4.1 Os circos e os circenses

Nesta tese as investigações não pretenderam uma apropriação linear da realidade (REY, 2005). Assim, não parti do princípio da existência de uma realidade pronta, à espera da contemplação. Assim, acessar o real “obsoluto” não se configurou em nenhum momento como objetivo, pois, no máximo, apresento, ao final, uma das possíveis realidades produzidas em uma “zona de sentido” (REY, 2005). Essa zona de sentido se deu a partir das escolhas feitas por mim, que mantiveram uma relação transformadora com a prática de pesquisa e com o cotidiano dos sujeitos circenses.

Diante da pesquisa que realizei, também investida dos meus interesses políticos, no início deste trabalho assumi um posicionamento a favor da organização circense, por acreditar que ela leva manifestação cultural às populações carentes em termos de eventos de produção cultural. Nesse contexto observam-se populações geralmente residentes nas periferias das cidades brasileiras.
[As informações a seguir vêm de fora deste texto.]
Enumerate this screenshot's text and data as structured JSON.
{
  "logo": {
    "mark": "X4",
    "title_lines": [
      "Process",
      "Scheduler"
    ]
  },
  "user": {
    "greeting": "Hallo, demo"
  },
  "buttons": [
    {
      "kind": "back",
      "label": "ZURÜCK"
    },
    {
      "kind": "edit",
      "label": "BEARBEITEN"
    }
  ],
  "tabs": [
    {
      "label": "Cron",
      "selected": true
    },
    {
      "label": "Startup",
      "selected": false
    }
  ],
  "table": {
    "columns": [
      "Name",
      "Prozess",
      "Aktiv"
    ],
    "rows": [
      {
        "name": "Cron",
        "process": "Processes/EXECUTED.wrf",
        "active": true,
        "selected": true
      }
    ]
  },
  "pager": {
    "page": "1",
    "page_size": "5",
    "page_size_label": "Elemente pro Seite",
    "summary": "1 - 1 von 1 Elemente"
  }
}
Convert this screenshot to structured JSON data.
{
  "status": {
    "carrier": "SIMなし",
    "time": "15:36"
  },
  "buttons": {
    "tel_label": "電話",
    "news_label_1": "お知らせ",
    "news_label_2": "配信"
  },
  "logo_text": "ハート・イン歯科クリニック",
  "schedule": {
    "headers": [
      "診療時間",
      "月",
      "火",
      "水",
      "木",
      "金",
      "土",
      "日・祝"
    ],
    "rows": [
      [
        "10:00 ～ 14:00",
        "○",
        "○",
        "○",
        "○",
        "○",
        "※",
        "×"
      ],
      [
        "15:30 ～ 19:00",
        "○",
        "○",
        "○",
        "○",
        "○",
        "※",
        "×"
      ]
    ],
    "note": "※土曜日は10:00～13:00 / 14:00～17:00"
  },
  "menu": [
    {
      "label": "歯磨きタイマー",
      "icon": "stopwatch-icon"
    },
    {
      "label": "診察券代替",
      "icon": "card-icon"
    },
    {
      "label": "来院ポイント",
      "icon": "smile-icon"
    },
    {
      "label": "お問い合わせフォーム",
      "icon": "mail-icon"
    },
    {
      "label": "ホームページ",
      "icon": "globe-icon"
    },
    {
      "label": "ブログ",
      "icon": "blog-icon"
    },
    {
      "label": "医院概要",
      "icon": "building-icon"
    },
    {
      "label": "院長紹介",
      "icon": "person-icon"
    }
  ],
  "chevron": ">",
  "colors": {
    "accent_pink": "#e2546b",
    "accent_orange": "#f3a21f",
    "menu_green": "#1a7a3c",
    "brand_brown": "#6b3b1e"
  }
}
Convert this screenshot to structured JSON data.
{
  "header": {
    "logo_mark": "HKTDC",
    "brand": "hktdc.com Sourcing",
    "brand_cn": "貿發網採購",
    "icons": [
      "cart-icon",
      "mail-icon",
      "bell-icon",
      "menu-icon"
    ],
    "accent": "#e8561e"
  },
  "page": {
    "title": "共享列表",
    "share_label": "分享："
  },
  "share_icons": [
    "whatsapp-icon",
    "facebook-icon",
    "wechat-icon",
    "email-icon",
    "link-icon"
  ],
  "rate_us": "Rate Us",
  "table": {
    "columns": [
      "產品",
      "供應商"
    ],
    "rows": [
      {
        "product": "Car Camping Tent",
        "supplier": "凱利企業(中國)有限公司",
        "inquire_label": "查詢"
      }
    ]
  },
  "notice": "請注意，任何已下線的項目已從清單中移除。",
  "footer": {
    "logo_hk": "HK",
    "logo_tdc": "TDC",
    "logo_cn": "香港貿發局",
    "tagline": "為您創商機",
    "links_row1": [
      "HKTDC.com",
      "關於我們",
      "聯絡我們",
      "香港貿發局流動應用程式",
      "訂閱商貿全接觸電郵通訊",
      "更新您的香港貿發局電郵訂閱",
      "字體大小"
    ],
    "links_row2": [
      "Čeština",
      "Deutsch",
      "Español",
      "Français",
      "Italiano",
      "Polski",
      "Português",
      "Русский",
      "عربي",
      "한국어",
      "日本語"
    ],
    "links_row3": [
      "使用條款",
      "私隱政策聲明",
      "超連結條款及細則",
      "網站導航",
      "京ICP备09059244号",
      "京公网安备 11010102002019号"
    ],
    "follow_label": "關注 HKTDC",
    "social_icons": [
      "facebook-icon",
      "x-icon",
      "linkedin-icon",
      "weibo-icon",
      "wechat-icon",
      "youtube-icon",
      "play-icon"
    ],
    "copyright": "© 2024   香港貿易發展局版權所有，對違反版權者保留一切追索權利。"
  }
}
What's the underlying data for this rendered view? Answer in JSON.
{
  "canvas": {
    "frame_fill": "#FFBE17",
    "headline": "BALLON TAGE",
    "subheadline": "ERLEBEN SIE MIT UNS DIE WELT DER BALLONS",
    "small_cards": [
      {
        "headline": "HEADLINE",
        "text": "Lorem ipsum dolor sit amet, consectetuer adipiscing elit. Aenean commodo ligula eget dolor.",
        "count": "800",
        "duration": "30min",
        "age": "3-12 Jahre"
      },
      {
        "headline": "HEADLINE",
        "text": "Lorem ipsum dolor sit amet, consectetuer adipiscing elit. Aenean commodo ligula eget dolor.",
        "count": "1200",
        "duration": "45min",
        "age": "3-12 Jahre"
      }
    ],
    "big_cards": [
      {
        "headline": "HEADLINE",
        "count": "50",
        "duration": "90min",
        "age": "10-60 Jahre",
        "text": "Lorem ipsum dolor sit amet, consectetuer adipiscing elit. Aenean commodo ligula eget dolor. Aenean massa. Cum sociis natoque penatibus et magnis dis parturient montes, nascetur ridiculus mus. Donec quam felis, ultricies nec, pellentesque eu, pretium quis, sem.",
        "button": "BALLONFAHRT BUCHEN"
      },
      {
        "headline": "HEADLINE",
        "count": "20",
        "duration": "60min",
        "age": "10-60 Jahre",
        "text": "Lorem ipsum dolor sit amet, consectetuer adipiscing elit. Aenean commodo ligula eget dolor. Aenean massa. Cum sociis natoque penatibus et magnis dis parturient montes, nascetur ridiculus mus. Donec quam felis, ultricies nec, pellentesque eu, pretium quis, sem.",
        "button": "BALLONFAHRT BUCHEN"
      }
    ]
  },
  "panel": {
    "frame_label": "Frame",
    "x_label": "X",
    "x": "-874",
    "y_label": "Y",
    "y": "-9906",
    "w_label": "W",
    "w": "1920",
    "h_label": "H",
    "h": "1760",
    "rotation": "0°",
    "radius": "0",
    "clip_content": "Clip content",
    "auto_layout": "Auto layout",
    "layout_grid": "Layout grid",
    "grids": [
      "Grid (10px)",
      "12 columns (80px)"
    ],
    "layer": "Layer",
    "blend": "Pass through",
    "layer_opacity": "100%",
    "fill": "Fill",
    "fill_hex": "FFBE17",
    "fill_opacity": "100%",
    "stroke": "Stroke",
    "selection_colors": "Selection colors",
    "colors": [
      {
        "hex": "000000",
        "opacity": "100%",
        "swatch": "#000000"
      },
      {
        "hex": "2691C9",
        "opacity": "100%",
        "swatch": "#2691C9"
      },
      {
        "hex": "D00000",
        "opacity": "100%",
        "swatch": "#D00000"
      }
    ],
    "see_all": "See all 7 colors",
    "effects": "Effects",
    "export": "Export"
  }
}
Alegrar-me-ia se eu fosse capaz de atuar neste trabalho como o fez Friedrich Nietzsche em “Genealogia da Moral”. “Ele [Nietzsche] pretende ser médico e salvador, e assume este papel com a paixão que lhe é peculiar” (SOUZA, 2009, p. 162). Paixão sim, mas não a capacidade de “medicar” a atividade circense de suas mazelas, “salvando-a”. Faltou-me essa pretensão, mas se ainda a tivesse, careceria de experiência sedimentada pela vida circense, da qual só conheço ínfimos substratos por meio deste trabalho.

Assumo também, os compromissos do pesquisador como um “bricoleur” (DENZIN; LINCOLN, 2006, p. 20). Como tal, anuncio a influência da minha história pessoal, do meu gênero, da minha raça, da minha classe, da minha etnicidade e daquelas pessoas que fizeram parte do cenário de pesquisa na realização deste trabalho. Portanto, esta investigação não é “neutra” e não atende aos critérios positivistas de validade de pesquisa.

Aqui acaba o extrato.